Activists Voice Concern Following N. Korea's Release of US Journalists
By Jason Strother
07 August 2009
American journalists Laura Ling and Euna Lee are safely back home after more than four months imprisonment in North Korea. But human rights activists in South Korea are worried about what they may have left behind.
Laura Ling and Euna Lee were apprehended by North Korean border guards along the Chinese border in March. They were reporting on the trafficking of North Korean women who leave their impoverished homeland behind.
Human rights activists who operate in that region are concerned that when the two American journalists were picked up, they had with them the names, contact information and video footage of defectors and aid workers they met along the way.
Tim Pieters is a missionary in Seoul who oversees aid work in northeast China. He says that some journalists put North Korean refugees at risk by interviewing them.
"To tell their story, means that they're documenting that they have knowingly and at great risk to themselves left North Korea," Pieters said. "They are putting on the record that they are against the North Korean regime and let's not forget the fact to leave North Korea without any permission, without a visa, is tantamount to a capital crime."
Most refugees change their names after leaving North Korea and many refuse to have their picture taken.

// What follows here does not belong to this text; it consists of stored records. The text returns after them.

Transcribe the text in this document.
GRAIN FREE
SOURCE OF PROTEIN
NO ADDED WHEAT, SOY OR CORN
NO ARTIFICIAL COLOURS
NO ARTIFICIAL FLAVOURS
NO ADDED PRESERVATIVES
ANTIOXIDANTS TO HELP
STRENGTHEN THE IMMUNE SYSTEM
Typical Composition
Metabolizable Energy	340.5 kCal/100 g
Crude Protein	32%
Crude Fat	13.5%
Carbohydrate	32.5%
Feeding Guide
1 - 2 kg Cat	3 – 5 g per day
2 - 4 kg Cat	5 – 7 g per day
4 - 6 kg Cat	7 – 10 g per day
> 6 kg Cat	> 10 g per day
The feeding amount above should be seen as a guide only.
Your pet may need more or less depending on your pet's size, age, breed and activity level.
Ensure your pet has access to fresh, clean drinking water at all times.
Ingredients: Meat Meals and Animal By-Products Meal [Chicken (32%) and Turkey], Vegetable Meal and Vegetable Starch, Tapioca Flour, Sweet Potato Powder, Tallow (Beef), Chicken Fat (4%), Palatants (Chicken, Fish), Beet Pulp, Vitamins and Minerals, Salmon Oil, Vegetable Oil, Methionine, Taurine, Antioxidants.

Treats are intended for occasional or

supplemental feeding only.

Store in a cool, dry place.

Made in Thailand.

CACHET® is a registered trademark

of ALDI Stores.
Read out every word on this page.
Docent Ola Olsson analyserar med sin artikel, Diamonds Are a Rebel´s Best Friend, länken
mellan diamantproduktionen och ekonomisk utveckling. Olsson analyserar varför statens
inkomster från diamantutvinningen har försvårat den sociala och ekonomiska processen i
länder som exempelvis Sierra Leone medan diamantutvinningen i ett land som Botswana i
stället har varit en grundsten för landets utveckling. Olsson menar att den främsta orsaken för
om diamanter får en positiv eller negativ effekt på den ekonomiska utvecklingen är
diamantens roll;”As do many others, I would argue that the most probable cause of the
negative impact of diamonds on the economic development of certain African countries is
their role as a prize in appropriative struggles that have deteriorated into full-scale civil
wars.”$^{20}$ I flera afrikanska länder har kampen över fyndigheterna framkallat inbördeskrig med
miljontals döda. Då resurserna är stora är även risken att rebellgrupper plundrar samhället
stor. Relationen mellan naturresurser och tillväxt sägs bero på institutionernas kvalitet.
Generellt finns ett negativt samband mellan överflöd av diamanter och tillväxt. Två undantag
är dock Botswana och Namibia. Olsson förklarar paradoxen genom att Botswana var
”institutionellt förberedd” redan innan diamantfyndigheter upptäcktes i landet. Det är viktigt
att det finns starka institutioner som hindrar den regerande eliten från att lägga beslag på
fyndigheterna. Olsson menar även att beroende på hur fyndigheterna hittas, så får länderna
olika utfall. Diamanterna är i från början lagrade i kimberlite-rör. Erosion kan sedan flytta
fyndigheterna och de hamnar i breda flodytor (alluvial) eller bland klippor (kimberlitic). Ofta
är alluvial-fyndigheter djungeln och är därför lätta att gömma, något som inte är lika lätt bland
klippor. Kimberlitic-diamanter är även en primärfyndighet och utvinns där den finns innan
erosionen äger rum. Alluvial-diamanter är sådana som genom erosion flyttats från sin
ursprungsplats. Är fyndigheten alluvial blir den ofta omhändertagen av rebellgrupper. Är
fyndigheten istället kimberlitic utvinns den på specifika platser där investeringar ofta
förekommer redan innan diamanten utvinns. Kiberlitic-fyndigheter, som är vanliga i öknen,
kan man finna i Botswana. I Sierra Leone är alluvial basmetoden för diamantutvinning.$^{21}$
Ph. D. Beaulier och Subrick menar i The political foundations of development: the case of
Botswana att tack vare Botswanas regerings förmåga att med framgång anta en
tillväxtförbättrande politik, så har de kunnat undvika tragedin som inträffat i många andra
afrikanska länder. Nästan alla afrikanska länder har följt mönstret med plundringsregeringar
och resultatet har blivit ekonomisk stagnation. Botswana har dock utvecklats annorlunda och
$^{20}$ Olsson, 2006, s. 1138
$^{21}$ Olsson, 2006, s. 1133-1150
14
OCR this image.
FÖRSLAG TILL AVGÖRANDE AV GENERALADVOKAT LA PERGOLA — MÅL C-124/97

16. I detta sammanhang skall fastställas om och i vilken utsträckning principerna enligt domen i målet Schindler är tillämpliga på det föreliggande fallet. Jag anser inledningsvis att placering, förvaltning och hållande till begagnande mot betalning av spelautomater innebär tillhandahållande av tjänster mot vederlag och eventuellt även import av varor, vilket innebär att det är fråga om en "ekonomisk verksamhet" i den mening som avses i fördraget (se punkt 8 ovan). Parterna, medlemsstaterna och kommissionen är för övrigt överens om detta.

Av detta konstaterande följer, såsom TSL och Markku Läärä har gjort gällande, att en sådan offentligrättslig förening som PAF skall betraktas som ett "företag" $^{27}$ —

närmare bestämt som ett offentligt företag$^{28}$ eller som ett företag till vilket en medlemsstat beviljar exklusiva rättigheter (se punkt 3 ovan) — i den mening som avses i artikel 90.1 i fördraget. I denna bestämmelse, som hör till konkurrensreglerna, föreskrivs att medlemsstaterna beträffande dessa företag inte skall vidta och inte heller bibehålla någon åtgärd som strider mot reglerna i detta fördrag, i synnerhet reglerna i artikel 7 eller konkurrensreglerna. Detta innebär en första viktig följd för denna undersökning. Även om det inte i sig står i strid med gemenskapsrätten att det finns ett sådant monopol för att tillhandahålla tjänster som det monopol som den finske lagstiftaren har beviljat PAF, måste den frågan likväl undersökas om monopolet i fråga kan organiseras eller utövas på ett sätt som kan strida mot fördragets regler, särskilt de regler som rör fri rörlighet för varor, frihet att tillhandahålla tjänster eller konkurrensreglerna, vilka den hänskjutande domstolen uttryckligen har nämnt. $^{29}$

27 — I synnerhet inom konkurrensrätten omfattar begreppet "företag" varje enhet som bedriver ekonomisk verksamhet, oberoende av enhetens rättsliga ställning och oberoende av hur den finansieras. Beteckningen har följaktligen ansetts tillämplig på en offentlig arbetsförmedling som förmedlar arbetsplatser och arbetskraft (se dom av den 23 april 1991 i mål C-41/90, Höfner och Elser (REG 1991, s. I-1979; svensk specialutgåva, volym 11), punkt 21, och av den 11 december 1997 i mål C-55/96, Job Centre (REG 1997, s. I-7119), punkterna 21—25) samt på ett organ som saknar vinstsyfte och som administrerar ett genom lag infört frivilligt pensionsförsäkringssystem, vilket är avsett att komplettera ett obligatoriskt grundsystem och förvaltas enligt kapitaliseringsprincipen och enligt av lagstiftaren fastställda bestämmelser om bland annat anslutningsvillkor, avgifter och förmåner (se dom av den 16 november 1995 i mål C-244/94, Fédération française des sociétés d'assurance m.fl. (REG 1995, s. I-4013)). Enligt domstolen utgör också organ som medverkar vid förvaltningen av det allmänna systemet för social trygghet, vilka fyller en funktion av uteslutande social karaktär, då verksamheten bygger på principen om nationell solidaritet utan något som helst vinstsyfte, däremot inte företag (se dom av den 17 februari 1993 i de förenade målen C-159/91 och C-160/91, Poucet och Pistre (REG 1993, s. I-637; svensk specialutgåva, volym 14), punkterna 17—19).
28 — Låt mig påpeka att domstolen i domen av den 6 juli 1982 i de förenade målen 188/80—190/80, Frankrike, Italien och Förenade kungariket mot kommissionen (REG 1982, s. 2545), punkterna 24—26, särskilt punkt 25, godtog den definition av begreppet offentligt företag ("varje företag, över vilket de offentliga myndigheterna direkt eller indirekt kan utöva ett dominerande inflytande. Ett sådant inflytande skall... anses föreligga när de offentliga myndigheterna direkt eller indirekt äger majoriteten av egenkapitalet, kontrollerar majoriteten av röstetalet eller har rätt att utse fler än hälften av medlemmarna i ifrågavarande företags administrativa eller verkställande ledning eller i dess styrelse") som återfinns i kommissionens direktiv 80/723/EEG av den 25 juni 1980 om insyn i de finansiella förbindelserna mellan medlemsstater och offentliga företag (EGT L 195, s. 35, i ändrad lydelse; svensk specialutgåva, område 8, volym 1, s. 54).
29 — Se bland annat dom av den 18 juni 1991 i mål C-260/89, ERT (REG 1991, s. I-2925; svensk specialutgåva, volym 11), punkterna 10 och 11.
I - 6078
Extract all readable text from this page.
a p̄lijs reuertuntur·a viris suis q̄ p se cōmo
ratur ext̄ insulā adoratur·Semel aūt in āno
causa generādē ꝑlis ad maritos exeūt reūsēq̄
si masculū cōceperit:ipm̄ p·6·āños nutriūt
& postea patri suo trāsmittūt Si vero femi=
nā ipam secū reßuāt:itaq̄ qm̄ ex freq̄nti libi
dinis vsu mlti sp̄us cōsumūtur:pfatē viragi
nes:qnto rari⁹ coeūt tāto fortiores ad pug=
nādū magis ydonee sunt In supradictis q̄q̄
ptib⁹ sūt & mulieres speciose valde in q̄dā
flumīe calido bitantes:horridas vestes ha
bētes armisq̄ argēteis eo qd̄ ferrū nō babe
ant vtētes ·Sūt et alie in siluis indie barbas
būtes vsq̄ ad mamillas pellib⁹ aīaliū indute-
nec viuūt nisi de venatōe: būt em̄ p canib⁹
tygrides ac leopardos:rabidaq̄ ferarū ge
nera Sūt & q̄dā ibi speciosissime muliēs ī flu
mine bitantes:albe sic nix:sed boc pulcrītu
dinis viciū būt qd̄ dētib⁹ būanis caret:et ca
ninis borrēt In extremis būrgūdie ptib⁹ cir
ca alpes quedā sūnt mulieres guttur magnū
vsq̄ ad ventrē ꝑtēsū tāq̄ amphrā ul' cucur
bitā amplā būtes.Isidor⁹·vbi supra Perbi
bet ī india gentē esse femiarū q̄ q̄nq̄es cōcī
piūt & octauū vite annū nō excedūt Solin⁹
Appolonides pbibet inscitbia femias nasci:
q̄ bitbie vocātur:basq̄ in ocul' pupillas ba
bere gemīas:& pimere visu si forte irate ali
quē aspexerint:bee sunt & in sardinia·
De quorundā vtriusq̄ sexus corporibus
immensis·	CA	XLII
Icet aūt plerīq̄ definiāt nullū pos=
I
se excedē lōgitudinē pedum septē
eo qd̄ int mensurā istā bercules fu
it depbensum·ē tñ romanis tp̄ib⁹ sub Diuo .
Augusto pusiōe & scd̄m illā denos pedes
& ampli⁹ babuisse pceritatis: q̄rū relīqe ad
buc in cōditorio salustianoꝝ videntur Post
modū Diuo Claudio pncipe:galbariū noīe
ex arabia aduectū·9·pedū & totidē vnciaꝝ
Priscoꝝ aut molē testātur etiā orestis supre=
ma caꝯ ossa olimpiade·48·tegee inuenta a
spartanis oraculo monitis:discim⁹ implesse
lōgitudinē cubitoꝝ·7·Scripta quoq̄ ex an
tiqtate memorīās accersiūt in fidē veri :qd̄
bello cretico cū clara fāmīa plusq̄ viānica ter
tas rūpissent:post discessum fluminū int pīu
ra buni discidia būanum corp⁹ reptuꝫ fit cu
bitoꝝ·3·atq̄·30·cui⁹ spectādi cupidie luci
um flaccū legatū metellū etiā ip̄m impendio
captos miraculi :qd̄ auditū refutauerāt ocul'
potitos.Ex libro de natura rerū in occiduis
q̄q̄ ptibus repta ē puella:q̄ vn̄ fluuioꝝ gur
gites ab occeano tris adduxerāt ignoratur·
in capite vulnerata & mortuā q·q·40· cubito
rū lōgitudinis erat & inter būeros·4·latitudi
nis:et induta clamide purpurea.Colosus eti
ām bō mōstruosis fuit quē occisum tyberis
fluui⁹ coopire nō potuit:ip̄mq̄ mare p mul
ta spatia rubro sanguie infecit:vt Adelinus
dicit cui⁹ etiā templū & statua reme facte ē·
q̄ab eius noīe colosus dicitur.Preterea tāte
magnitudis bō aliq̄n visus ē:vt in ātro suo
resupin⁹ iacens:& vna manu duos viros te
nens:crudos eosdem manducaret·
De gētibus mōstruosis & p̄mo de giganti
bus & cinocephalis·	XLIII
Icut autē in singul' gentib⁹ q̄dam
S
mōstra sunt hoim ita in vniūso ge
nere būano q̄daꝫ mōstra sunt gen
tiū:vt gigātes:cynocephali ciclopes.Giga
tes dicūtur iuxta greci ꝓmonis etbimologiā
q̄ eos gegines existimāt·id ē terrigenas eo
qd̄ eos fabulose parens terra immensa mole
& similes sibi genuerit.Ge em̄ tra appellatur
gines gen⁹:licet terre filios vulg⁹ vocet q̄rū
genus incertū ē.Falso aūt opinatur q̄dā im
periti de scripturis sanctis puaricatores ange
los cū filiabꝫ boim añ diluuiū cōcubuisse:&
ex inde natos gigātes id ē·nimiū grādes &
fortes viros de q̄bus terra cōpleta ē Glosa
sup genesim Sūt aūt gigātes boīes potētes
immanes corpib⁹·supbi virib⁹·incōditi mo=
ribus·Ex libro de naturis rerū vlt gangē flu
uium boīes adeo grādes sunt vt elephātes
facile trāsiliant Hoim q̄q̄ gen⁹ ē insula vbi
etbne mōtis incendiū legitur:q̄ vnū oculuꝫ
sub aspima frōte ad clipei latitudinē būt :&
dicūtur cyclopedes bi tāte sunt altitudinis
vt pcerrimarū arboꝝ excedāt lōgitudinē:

That is to protect family members, who could be punished by the Pyongyang government if it discovers their relative has defected.
China forcibly repatriates North Korea it finds on its territory. According to the testimony of other refugees, they are sent to labor camps as punishment.
Pieters says for now, its unclear if any of the information that Lee and Ling may have had in their possession has been put to use by the North Korean authorities.
Pieters says in the past, both the Chinese and North Korean governments have sought out and arrested aid workers who help defectors travel along the so-called underground railroad to Southeast Asia.
And the detention of Ling and Lee has forced human rights groups to change the way they operate.
"It has raised so many flags in that region, without getting into specifics, it just simply means that security measures have to be redoubled," Pieters said. "This has become such a sensitive issue, that it complicates matters immensely for protecting the refugees. It's even more necessary to take things more underground and more precautions have to be taken."
Lee, Ling and Current TV, the network they report for, have not said whether the North Korean government confiscated any of their notes or video.